With BTS’s global iconicity and upcoming release, we wanted the campaign to be a true intersection of both brands. We shared the pen with BTS, taking a page out of the K-Pop playbook for our global rollout. It was crucial that we understood their cultural codes, and more importantly, their fanbase–ARMY.

We teased the global partnership with a “tour announcement” on both McDonald’s and BTS’ social channels—and BTS had the internet on fire.

The meal was launched in tandem with BTS’ first hit of 2021 (Butter), complete with their favorite Korean sauces - across the world. We even made packaging with a textile that let fans create their own art out of the bags, cups, and boxes that came with the meal.

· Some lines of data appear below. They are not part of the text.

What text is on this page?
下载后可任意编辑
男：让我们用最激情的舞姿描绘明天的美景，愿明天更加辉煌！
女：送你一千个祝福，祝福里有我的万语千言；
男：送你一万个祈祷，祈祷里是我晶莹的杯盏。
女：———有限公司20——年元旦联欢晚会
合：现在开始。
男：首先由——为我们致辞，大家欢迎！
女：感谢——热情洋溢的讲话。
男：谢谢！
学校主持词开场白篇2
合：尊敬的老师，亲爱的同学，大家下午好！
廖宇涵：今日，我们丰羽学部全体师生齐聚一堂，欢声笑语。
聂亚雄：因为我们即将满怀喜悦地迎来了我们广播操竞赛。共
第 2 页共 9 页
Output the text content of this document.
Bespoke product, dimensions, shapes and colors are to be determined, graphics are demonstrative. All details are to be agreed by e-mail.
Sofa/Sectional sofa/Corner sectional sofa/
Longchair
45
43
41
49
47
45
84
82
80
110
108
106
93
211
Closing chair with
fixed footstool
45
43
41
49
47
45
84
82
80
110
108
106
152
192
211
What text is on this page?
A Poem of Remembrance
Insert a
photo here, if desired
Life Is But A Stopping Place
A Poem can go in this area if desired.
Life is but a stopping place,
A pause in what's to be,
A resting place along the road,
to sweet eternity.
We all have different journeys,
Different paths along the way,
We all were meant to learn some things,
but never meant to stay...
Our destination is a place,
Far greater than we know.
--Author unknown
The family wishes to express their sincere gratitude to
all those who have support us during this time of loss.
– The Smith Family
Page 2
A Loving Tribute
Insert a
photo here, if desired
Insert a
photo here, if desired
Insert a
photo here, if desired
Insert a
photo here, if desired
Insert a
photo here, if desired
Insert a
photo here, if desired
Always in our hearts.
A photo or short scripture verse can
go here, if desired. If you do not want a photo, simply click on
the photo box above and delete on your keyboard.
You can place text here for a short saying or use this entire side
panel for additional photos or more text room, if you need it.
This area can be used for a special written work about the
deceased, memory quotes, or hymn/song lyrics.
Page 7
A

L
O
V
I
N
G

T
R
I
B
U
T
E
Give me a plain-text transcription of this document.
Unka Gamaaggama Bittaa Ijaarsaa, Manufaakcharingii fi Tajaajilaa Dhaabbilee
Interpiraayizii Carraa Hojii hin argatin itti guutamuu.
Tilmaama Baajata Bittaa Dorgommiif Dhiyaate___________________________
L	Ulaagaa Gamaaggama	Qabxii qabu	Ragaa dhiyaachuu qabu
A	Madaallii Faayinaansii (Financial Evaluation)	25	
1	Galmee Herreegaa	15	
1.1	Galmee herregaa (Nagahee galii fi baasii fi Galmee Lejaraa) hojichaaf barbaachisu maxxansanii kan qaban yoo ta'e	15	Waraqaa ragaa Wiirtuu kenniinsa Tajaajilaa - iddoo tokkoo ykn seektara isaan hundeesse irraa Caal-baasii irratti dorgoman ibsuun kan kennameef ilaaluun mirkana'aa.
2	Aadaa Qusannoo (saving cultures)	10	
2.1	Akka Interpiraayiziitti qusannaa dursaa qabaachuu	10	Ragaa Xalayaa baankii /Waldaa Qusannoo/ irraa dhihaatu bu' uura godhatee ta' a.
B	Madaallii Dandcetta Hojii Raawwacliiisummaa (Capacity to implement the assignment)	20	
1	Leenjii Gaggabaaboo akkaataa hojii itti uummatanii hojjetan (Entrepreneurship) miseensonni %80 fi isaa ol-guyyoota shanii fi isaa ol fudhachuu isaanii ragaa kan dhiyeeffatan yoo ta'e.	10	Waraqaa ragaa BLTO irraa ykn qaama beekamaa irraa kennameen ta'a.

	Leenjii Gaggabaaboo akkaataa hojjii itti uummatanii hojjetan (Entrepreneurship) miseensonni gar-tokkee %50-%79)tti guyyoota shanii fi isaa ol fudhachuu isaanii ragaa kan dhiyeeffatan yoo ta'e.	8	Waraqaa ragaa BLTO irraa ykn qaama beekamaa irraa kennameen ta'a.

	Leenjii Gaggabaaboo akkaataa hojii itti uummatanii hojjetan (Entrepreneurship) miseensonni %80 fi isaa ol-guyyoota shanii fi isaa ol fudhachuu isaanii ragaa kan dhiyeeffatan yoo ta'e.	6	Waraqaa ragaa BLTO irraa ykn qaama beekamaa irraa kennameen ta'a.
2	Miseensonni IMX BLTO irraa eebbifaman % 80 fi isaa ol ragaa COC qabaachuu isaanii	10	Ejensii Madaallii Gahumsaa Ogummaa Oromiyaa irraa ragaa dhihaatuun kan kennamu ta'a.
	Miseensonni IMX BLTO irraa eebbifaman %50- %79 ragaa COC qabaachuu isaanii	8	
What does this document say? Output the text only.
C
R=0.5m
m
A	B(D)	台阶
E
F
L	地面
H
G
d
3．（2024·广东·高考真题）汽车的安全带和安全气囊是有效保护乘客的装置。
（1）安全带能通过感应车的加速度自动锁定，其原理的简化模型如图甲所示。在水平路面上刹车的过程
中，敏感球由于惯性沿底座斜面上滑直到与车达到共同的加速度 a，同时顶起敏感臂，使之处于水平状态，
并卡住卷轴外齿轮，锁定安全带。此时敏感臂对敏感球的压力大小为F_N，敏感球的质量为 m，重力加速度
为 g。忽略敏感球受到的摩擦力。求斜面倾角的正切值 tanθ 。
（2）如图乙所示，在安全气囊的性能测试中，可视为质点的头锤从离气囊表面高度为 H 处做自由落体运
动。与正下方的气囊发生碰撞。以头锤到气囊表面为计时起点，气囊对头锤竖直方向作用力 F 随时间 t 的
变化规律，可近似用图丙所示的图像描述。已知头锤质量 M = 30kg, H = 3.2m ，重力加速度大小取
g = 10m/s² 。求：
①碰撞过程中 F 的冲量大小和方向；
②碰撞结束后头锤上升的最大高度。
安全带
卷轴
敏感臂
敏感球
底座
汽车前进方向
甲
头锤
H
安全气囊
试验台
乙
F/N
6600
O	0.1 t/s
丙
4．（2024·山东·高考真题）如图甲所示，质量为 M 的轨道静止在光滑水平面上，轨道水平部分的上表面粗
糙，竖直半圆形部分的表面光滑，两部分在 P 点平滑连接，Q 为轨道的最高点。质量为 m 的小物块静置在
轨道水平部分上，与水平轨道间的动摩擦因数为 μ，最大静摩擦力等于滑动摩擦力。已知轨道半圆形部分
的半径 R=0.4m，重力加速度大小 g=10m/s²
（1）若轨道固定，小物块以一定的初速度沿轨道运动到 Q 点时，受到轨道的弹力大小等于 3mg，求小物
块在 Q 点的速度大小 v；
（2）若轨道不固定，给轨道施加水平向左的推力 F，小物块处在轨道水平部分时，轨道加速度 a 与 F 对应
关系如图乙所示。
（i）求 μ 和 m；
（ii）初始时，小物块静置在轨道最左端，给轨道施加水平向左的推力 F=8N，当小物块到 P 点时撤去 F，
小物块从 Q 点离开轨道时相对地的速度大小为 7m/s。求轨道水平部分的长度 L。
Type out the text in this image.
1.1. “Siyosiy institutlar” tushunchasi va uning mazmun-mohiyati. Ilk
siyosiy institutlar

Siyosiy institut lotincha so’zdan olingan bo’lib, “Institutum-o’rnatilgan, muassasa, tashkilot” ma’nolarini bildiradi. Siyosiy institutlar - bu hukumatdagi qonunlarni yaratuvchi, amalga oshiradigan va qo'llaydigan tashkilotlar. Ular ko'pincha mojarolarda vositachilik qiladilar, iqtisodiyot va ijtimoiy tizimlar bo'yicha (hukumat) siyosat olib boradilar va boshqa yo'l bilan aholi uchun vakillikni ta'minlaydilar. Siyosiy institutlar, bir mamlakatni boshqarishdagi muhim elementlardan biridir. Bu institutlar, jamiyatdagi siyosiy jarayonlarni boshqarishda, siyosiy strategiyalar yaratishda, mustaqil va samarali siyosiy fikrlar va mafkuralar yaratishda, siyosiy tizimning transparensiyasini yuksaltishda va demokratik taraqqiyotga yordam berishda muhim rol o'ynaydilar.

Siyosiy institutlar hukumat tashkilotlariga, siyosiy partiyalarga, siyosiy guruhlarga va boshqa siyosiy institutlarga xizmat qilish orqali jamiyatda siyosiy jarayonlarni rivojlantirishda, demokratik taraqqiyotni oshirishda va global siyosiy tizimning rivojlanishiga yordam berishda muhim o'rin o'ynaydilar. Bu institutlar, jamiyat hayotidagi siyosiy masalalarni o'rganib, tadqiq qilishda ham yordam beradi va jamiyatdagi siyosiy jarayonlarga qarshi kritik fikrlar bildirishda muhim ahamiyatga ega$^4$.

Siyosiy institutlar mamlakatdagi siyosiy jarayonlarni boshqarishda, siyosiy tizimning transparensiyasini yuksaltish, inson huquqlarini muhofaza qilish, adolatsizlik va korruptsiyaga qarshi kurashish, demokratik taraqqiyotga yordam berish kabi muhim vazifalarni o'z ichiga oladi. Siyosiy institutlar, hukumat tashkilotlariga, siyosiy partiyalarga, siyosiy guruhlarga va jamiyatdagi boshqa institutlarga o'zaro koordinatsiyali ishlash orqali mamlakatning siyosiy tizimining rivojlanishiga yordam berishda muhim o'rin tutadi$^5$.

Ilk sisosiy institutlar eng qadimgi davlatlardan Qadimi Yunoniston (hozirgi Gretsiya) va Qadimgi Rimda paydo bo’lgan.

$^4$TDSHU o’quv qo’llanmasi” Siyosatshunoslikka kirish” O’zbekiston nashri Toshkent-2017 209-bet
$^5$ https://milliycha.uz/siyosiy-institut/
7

We sustained momentum by feeding the ARMY with content they could covet and collect: complete with merch, photocards, and easter eggs only they could pick up on.

Outcome

The BTS launch broke all of our social media records and earned a #1 Trending spot on Twitter. The meal even made Google’s coveted ‘year in review list’. And while the meal itself was exciting, it was the packaging that fans were after. As collecting memorabilia is a huge part of K-pop fan culture, the boxes, cups, and bags brought in new levels of fandom - fans turned them into coveted art (shrines! phone cases! shoes!). They preserved the textile in resin, resold boxes on Ebay. It was even covered in VICE magazine, “The Wildest Ways People Are Preserving Their McDonald’s BTS Meals”.

The meal itself was wildly successful. It drove penetration with all 3 multicultural segments and grew 18-24 segment by 8.4%. It brought in $100M incremental sales, and did so profitably: for every $1 spent on marketing, ROMI was $8.60 (far exceeding average ROMI of $2.71).